Ask Questions and Practice
So, how do you find a middle ground? Do some research to learn what your competitors charge. This will give you a good idea of what your services are worth and what clients are willing to pay. If your competition's fees are much higher than what you would have charged, practice saying those rates in front of a mirror until you can do it without looking embarrassed. This is especially important for women since they are so often taught to undervalue their contributions. Also, keep careful track of your expenses so you know the least you can charge and still turn a profit.
- How do I find clients? Probably the least expensive way to market your services is to design a website so that potential customers can find you easily and quickly. You can market your site through social media, including Facebook, LinkedIn, and Twitter. Be sure to include your Web address (URL) on all marketing materials, such as business cards and brochures. When cold-calling customers, refer them to your website as you leave. And don't be afraid to ask your current clients for referrals—word-of-mouth advertising is golden.
- What certifications or licensing do I need? Depending on your specialty, you may need special certification or a license before you can begin operating as a consultant.
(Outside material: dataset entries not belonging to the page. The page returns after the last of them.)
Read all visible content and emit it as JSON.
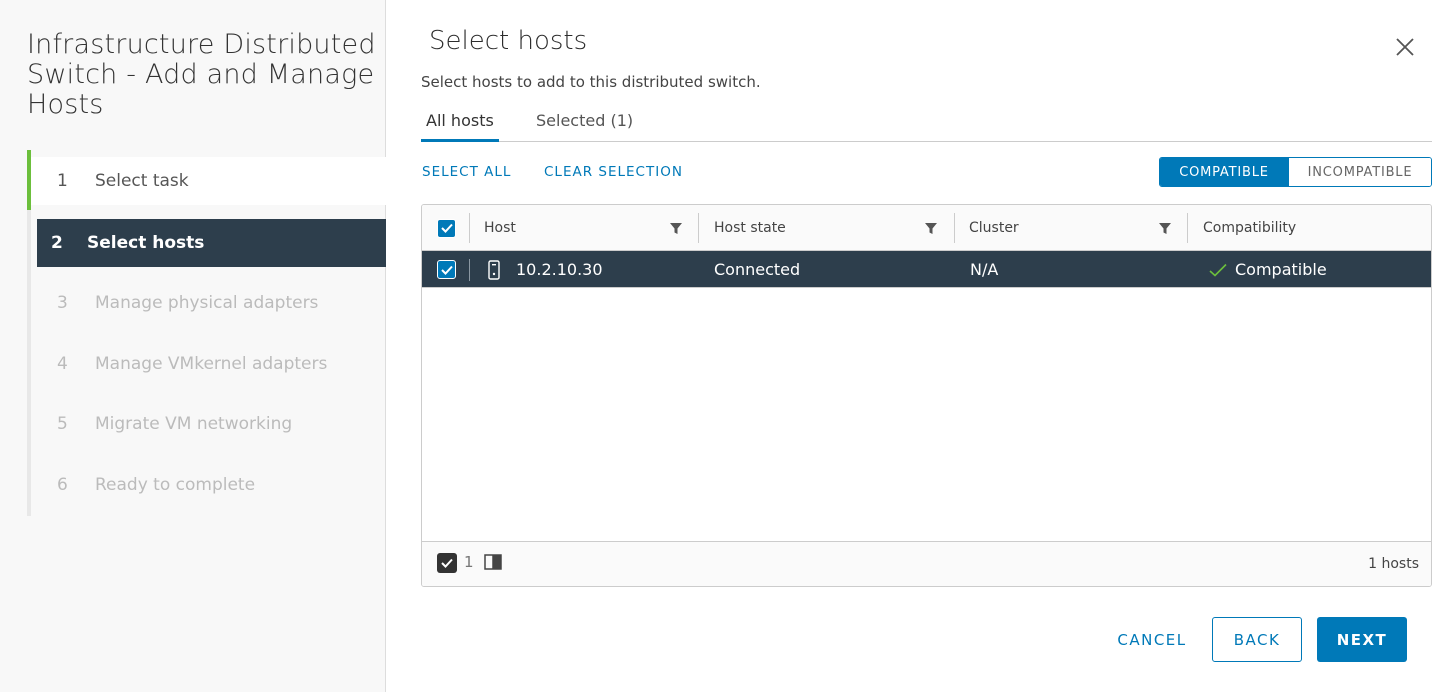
{
  "wizard": {
    "title": "Infrastructure Distributed Switch - Add and Manage Hosts",
    "steps": [
      {
        "num": "1",
        "label": "Select task"
      },
      {
        "num": "2",
        "label": "Select hosts"
      },
      {
        "num": "3",
        "label": "Manage physical adapters"
      },
      {
        "num": "4",
        "label": "Manage VMkernel adapters"
      },
      {
        "num": "5",
        "label": "Migrate VM networking"
      },
      {
        "num": "6",
        "label": "Ready to complete"
      }
    ],
    "active_step": 2
  },
  "page": {
    "title": "Select hosts",
    "subtitle": "Select hosts to add to this distributed switch."
  },
  "tabs": [
    {
      "label": "All hosts",
      "active": true
    },
    {
      "label": "Selected (1)",
      "active": false
    }
  ],
  "actions": {
    "select_all": "SELECT ALL",
    "clear_selection": "CLEAR SELECTION"
  },
  "filter_toggle": {
    "compatible": "COMPATIBLE",
    "incompatible": "INCOMPATIBLE",
    "selected": "compatible"
  },
  "grid": {
    "columns": [
      "Host",
      "Host state",
      "Cluster",
      "Compatibility"
    ],
    "rows": [
      {
        "host": "10.2.10.30",
        "state": "Connected",
        "cluster": "N/A",
        "compatibility": "Compatible",
        "selected": true
      }
    ],
    "footer": {
      "selected_count": "1",
      "total": "1 hosts"
    }
  },
  "buttons": {
    "cancel": "CANCEL",
    "back": "BACK",
    "next": "NEXT"
  },
  "colors": {
    "accent": "#0079b8",
    "active_row": "#2d3e4c",
    "step_done": "#6cbf3c",
    "compatible_check": "#6cbf3c"
  }
}
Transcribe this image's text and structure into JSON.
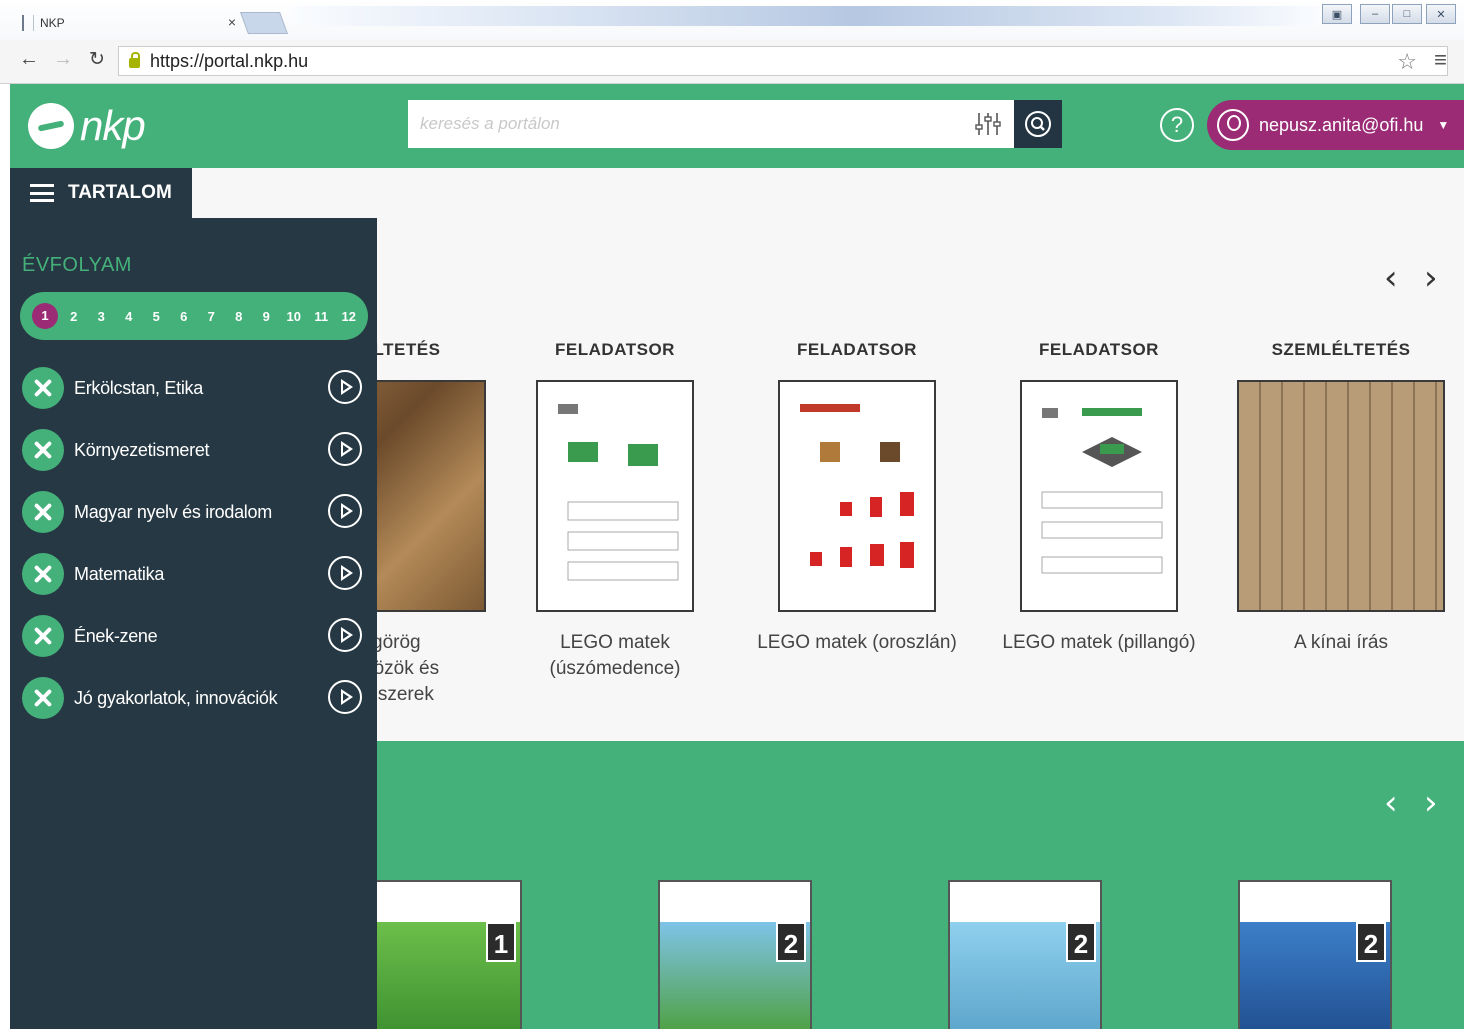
{
  "browser": {
    "tab_title": "NKP",
    "tab_close": "×",
    "url": "https://portal.nkp.hu"
  },
  "header": {
    "logo_text": "nkp",
    "search_placeholder": "keresés a portálon",
    "user_email": "nepusz.anita@ofi.hu",
    "help_glyph": "?",
    "brand_color": "#44b07a",
    "accent_color": "#9b2b75",
    "dark_color": "#263843"
  },
  "sidebar": {
    "tab_label": "TARTALOM",
    "grade_label": "ÉVFOLYAM",
    "grades": [
      "1",
      "2",
      "3",
      "4",
      "5",
      "6",
      "7",
      "8",
      "9",
      "10",
      "11",
      "12"
    ],
    "active_grade": "1",
    "subjects": [
      {
        "label": "Erkölcstan, Etika"
      },
      {
        "label": "Környezetismeret"
      },
      {
        "label": "Magyar nyelv és irodalom"
      },
      {
        "label": "Matematika"
      },
      {
        "label": "Ének-zene"
      },
      {
        "label": "Jó gyakorlatok, innovációk"
      }
    ]
  },
  "carousel": {
    "prev": "‹",
    "next": "›",
    "cards": [
      {
        "type": "SZEMLÉLTETÉS",
        "title_lines": [
          "Ókori görög",
          "íráseszközök és írásrendszerek"
        ]
      },
      {
        "type": "FELADATSOR",
        "title_lines": [
          "LEGO matek",
          "(úszómedence)"
        ]
      },
      {
        "type": "FELADATSOR",
        "title_lines": [
          "LEGO matek (oroszlán)"
        ]
      },
      {
        "type": "FELADATSOR",
        "title_lines": [
          "LEGO matek (pillangó)"
        ]
      },
      {
        "type": "SZEMLÉLTETÉS",
        "title_lines": [
          "A kínai írás"
        ]
      }
    ]
  },
  "books": {
    "prev": "‹",
    "next": "›",
    "items": [
      {
        "grade": "1"
      },
      {
        "grade": "2"
      },
      {
        "grade": "2"
      },
      {
        "grade": "2"
      }
    ]
  }
}
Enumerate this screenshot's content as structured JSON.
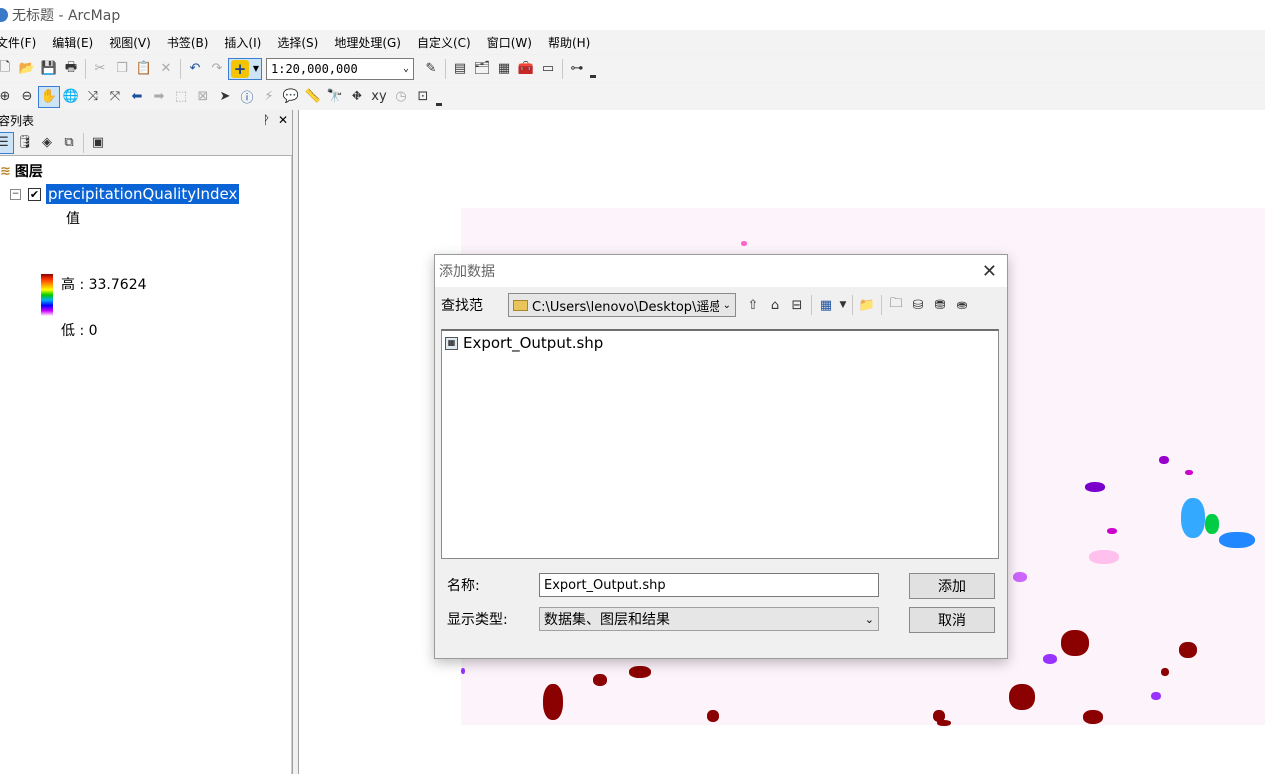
{
  "window": {
    "title": "无标题 - ArcMap"
  },
  "menu": [
    "文件(F)",
    "编辑(E)",
    "视图(V)",
    "书签(B)",
    "插入(I)",
    "选择(S)",
    "地理处理(G)",
    "自定义(C)",
    "窗口(W)",
    "帮助(H)"
  ],
  "toolbar": {
    "scale_value": "1:20,000,000"
  },
  "toc": {
    "title": "容列表",
    "pin": "ᚹ",
    "close": "✕",
    "layers_label": "图层",
    "layer_name": "precipitationQualityIndex",
    "layer_checked": "✔",
    "layer_expander": "−",
    "legend_title": "值",
    "legend_high": "高 : 33.7624",
    "legend_low": "低 : 0"
  },
  "dialog": {
    "title": "添加数据",
    "look_in_label": "查找范",
    "path": "C:\\Users\\lenovo\\Desktop\\遥感\\",
    "files": [
      "Export_Output.shp"
    ],
    "name_label": "名称:",
    "name_value": "Export_Output.shp",
    "type_label": "显示类型:",
    "type_value": "数据集、图层和结果",
    "add_button": "添加",
    "cancel_button": "取消"
  }
}
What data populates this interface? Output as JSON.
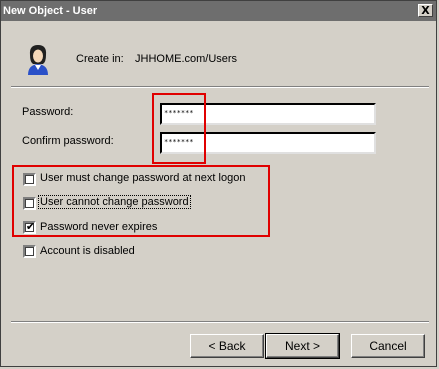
{
  "window": {
    "title": "New Object - User",
    "close_glyph": "X"
  },
  "header": {
    "icon": "user-icon",
    "create_in_label": "Create in:",
    "create_in_value": "JHHOME.com/Users"
  },
  "fields": {
    "password_label": "Password:",
    "password_value": "*******",
    "confirm_label": "Confirm password:",
    "confirm_value": "*******"
  },
  "options": {
    "must_change": {
      "label": "User must change password at next logon",
      "checked": false
    },
    "cannot_change": {
      "label": "User cannot change password",
      "checked": false
    },
    "never_expires": {
      "label": "Password never expires",
      "checked": true
    },
    "disabled": {
      "label": "Account is disabled",
      "checked": false
    }
  },
  "buttons": {
    "back": "< Back",
    "next": "Next >",
    "cancel": "Cancel"
  },
  "colors": {
    "titlebar": "#6e6e6e",
    "dialog_bg": "#d4d0c8",
    "highlight_box": "#e00000"
  }
}
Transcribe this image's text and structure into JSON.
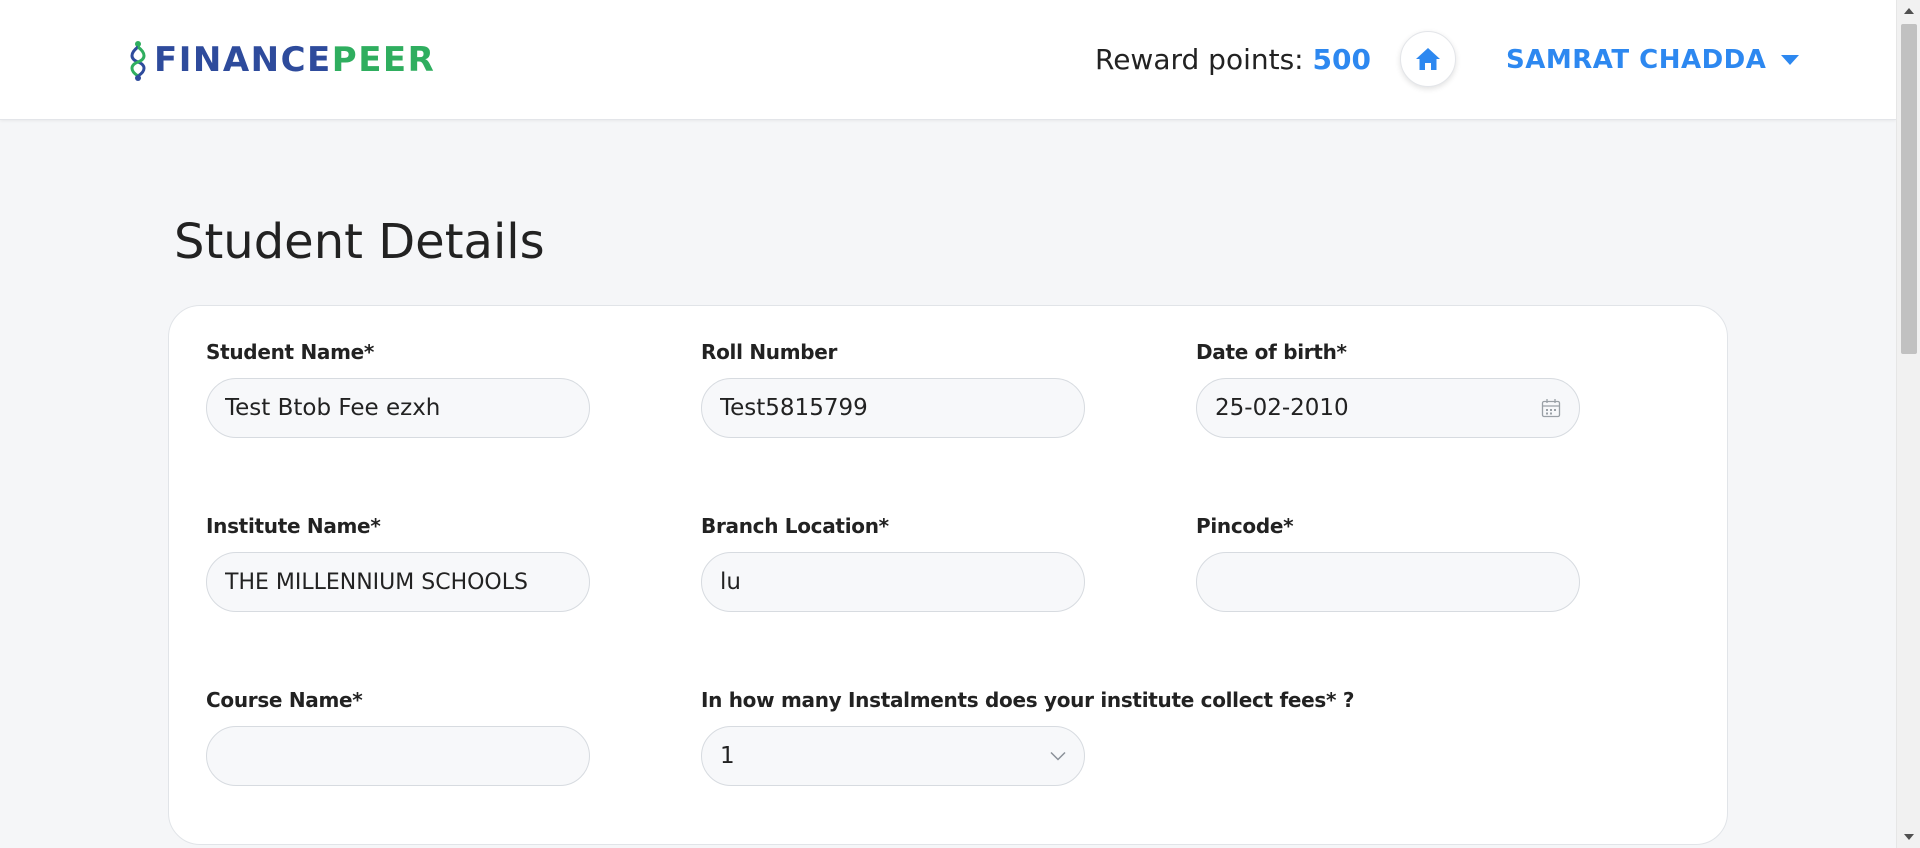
{
  "header": {
    "logo_finance": "FINANCE",
    "logo_peer": "PEER",
    "reward_label": "Reward points: ",
    "reward_value": "500",
    "user_name": "SAMRAT CHADDA"
  },
  "page": {
    "title": "Student Details"
  },
  "form": {
    "student_name": {
      "label": "Student Name*",
      "value": "Test Btob Fee ezxh"
    },
    "roll_number": {
      "label": "Roll Number",
      "value": "Test5815799"
    },
    "date_of_birth": {
      "label": "Date of birth*",
      "value": "25-02-2010"
    },
    "institute_name": {
      "label": "Institute Name*",
      "value": "THE MILLENNIUM SCHOOLS"
    },
    "branch_location": {
      "label": "Branch Location*",
      "value": "lu"
    },
    "pincode": {
      "label": "Pincode*",
      "value": ""
    },
    "course_name": {
      "label": "Course Name*",
      "value": ""
    },
    "instalments": {
      "label": "In how many Instalments does your institute collect fees* ?",
      "value": "1"
    }
  },
  "colors": {
    "accent": "#2d88f0",
    "logo_blue": "#2e4b9c",
    "logo_green": "#2fae5f"
  },
  "icons": {
    "home": "home-icon",
    "dropdown": "caret-down-icon",
    "calendar": "calendar-icon",
    "select": "chevron-down-icon"
  }
}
The best way to find out is by contacting the trade association that most prominently represents your field. Also, verify whether you need special coursework or seminar requirements.
- Do I have to network? Being a consultant requires a vast amount of networking, as self-promotion is vital. Consider joining a networking group in your field; for example, if you wish to consult in public relations, joining the Public Relations Society of America would be a great start to make contacts, learn how your competitors operate and find clients. Participating in industry organizations and events can help you build your network.
Got the Chops? Here's How to Start
If you've addressed the questions above, you can develop a basic business plan, choose the legal structure of your business (e.g., LLC, corporation, etc.), and clarify what type of clients you'll target so that you don't waste time marketing to those who can't afford your services or don't need them. You may determine who potential clients are by examining their problems and current staffing levels. You can also respond to a Request for Proposal. Taking the time to research clients will save you time in the long run by weeding out clients who are in trouble or who are trouble. Search by company name and keywords such as “complaints,” “financial trouble,” etc.
As more and more professionals become consultants, new consultants face a stiff challenge. However, if you have the technical and professional skills, branding yourself through a consulting company can be a lucrative and worthwhile business venture.